Tu as bien compris, je veux parler des pressings de la honte.


C'est pourtant un écueil dont on pourrait se passer. Après la gaudriole, il suffirait de faire faire un tour de Laden/Whirlpool (selon la CSP) à l'objet involontairement décoré, car comme disaient nos mémés "faut frotter quand c'est frais, ça part plus facilement".

Enfin, des fois, ça fait des grumeaux mais ça reste accroché au tissu.

Et quand ça sèche, on a beau gratter -dans la joie et la bonne humeur- ça ne part pas.

Alors que faire quand on a de la preuve évidente de sexualisme, visible même à la lumière noire ?

On confie l'affaire à des experts.


experts.jpg


Mais pas le monsieur en bas de chez toi, qui finit par te connaître, rapport au nombre de mégots balancés devant sa vitrine depuis le 4e étage.

Ni le type qui tient boutique près du bureau, il pourrait y voir un lien de cause à effet. (notons que ces gens là s'ennuient forcément dans leur quotidien et passent leurs journées à imaginer l'origine des taches qu'ils font disparaître).


Les combines, tata Cervoise les connaît, pour avoir eu une longue relation avec du masculin en union libre (ce qui signifie "pas libre du tout", cette arnaque linguistique).

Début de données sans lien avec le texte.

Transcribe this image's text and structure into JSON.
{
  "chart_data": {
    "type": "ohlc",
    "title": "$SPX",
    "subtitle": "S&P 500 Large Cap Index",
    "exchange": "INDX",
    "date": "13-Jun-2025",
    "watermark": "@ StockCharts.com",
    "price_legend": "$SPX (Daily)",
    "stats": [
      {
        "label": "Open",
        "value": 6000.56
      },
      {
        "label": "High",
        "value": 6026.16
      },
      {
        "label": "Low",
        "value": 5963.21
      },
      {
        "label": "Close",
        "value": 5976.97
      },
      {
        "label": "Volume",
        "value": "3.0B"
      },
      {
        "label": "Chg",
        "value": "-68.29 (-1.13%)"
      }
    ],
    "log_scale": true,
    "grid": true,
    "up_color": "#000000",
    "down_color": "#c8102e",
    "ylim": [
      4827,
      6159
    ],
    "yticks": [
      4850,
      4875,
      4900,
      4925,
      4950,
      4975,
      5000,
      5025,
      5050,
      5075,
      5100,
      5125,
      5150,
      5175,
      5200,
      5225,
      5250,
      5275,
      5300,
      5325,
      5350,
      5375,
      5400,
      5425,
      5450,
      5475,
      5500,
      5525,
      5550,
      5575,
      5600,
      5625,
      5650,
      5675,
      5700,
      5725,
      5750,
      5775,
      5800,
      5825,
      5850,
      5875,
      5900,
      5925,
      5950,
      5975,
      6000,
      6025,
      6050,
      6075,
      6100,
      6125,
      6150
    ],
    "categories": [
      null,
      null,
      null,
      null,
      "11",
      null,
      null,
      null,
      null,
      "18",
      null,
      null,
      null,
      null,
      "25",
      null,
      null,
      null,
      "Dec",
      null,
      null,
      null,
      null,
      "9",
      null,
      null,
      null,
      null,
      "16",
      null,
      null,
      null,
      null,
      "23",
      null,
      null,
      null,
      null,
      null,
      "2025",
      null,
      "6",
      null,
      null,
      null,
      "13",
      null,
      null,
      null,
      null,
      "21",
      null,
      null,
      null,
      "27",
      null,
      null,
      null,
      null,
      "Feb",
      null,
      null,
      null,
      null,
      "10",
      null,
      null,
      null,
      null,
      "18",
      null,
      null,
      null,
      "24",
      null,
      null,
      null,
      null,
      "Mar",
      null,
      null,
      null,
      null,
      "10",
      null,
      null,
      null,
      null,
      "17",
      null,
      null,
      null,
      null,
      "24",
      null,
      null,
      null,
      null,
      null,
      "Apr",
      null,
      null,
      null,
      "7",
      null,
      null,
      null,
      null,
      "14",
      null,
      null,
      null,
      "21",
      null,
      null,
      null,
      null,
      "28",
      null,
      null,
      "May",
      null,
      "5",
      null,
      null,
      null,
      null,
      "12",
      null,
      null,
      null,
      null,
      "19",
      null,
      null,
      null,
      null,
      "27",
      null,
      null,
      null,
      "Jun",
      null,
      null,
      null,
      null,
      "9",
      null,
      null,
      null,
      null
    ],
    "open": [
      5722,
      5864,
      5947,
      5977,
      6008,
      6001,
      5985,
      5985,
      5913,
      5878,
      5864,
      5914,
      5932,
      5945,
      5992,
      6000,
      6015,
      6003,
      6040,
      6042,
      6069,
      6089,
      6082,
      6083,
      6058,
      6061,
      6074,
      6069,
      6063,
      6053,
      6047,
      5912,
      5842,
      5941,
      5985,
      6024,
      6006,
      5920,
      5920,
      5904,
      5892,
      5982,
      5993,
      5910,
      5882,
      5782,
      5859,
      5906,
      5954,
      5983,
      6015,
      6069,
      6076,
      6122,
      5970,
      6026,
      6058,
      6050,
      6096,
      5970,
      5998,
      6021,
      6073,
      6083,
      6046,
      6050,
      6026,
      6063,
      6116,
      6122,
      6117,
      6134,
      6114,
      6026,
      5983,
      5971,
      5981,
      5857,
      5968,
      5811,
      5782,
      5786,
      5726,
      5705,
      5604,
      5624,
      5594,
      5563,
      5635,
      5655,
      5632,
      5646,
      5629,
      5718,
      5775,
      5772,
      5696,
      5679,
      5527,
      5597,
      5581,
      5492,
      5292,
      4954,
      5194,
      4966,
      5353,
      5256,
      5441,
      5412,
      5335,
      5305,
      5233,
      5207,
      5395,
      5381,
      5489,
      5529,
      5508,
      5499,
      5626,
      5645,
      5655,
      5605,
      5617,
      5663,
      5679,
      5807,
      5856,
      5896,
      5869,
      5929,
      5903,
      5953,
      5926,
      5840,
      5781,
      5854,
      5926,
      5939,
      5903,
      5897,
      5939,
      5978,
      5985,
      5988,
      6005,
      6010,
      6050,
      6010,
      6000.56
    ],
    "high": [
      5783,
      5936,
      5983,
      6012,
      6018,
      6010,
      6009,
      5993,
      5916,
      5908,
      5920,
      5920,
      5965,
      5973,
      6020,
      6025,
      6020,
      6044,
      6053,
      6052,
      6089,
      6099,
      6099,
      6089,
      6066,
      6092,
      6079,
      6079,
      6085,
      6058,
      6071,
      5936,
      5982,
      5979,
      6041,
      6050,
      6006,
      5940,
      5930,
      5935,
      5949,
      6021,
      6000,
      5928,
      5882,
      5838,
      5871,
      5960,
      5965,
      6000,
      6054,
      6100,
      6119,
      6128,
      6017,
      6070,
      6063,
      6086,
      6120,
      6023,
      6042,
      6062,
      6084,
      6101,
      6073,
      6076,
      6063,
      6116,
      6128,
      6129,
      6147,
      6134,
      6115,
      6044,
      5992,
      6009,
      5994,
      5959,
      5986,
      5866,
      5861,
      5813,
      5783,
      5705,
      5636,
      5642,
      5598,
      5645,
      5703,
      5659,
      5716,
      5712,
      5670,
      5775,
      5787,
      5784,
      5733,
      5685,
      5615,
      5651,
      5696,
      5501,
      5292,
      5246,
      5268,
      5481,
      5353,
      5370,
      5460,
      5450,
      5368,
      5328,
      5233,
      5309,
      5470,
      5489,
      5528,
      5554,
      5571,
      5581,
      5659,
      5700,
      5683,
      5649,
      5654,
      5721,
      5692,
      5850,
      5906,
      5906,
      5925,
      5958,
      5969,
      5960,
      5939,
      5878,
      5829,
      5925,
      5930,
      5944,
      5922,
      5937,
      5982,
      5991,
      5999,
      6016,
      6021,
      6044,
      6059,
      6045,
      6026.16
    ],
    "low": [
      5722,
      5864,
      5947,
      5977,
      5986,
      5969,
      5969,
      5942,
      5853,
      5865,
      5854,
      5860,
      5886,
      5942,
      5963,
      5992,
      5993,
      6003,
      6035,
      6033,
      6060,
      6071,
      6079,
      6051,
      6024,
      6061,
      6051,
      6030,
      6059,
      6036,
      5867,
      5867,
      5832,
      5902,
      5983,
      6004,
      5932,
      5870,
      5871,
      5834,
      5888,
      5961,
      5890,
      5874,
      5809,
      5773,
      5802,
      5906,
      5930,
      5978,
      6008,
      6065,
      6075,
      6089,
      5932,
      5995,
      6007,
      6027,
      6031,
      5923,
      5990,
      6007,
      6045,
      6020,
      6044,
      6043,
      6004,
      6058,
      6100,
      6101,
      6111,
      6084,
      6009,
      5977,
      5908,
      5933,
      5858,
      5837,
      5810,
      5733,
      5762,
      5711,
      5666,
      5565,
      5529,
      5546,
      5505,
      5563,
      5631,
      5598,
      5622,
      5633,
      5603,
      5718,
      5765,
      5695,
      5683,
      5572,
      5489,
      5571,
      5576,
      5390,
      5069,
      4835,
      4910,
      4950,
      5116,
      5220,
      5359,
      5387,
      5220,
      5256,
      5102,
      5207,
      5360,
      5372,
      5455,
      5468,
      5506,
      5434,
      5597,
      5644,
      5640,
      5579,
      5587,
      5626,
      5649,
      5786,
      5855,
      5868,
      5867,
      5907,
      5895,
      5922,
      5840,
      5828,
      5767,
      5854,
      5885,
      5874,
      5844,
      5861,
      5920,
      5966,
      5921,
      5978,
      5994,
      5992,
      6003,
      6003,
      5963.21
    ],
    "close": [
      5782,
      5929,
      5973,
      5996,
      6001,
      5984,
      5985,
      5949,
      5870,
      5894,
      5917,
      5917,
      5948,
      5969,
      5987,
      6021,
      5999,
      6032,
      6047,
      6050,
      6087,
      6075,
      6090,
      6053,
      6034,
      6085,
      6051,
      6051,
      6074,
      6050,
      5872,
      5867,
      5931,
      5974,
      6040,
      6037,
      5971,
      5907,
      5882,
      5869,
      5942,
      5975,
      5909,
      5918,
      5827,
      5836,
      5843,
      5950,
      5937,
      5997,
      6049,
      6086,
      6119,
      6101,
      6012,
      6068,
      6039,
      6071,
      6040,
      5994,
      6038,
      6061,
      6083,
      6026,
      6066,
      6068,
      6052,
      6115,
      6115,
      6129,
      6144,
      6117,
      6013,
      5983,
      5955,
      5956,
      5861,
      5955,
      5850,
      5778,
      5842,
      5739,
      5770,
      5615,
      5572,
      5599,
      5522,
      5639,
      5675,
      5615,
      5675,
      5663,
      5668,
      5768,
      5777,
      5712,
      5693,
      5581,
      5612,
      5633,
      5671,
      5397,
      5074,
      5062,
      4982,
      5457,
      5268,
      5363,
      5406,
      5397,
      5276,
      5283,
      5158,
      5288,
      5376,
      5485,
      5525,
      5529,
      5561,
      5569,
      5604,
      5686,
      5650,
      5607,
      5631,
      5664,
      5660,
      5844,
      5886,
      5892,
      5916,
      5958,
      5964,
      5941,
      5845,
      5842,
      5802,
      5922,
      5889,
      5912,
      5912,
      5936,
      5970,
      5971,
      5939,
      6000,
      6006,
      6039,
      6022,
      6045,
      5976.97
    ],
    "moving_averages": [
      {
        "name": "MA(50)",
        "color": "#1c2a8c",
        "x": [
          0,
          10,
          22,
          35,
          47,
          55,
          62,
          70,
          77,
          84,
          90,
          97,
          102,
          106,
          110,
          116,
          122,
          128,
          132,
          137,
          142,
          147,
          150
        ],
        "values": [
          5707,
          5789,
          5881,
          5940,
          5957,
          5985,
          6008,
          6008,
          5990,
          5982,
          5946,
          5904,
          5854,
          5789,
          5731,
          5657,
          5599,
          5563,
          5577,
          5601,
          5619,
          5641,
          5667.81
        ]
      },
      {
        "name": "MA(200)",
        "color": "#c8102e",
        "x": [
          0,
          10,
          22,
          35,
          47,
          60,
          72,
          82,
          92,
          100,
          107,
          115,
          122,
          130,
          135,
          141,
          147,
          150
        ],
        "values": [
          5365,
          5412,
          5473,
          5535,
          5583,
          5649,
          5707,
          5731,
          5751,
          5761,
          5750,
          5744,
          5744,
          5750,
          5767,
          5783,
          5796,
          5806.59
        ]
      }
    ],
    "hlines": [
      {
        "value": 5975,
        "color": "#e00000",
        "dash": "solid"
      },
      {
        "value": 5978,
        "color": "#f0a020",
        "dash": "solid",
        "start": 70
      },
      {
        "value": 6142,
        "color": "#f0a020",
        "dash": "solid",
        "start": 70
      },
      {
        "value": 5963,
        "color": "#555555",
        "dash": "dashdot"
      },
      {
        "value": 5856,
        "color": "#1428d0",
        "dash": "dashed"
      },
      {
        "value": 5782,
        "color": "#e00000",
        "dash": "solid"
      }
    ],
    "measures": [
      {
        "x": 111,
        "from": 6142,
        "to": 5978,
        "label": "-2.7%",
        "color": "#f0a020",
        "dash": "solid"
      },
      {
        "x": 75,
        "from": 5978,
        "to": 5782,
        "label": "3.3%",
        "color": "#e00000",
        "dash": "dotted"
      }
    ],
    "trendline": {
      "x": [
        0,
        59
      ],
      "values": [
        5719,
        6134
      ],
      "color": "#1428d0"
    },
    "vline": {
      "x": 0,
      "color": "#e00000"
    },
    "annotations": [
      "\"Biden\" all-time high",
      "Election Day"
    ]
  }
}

Les affaires de nudité se négociaient beaucoup dans le hall de l'immeuble d'alors, ou bien dans les escaliers (pratiques quand on a du dénivelé niveau tailles).

Autant c'est rigolo de faire ça à moitié vêtus, autant c'est marquant d'un point de vue textile (et je ne vous parle pas des crampes).

Vous avez déjà mangé un gâteau à la crème sans en avoir sur le bout du nez ou sur les doigts ?

Là, c'est pareil.


Si on est en métro, on prend un pressing à la station précédente. En voiture, on choisit celui qui est dans une zone que l'on ne revisitera pas (plus jamais la Butte aux Cailles, pour moi). A pied, débrouillez-vous.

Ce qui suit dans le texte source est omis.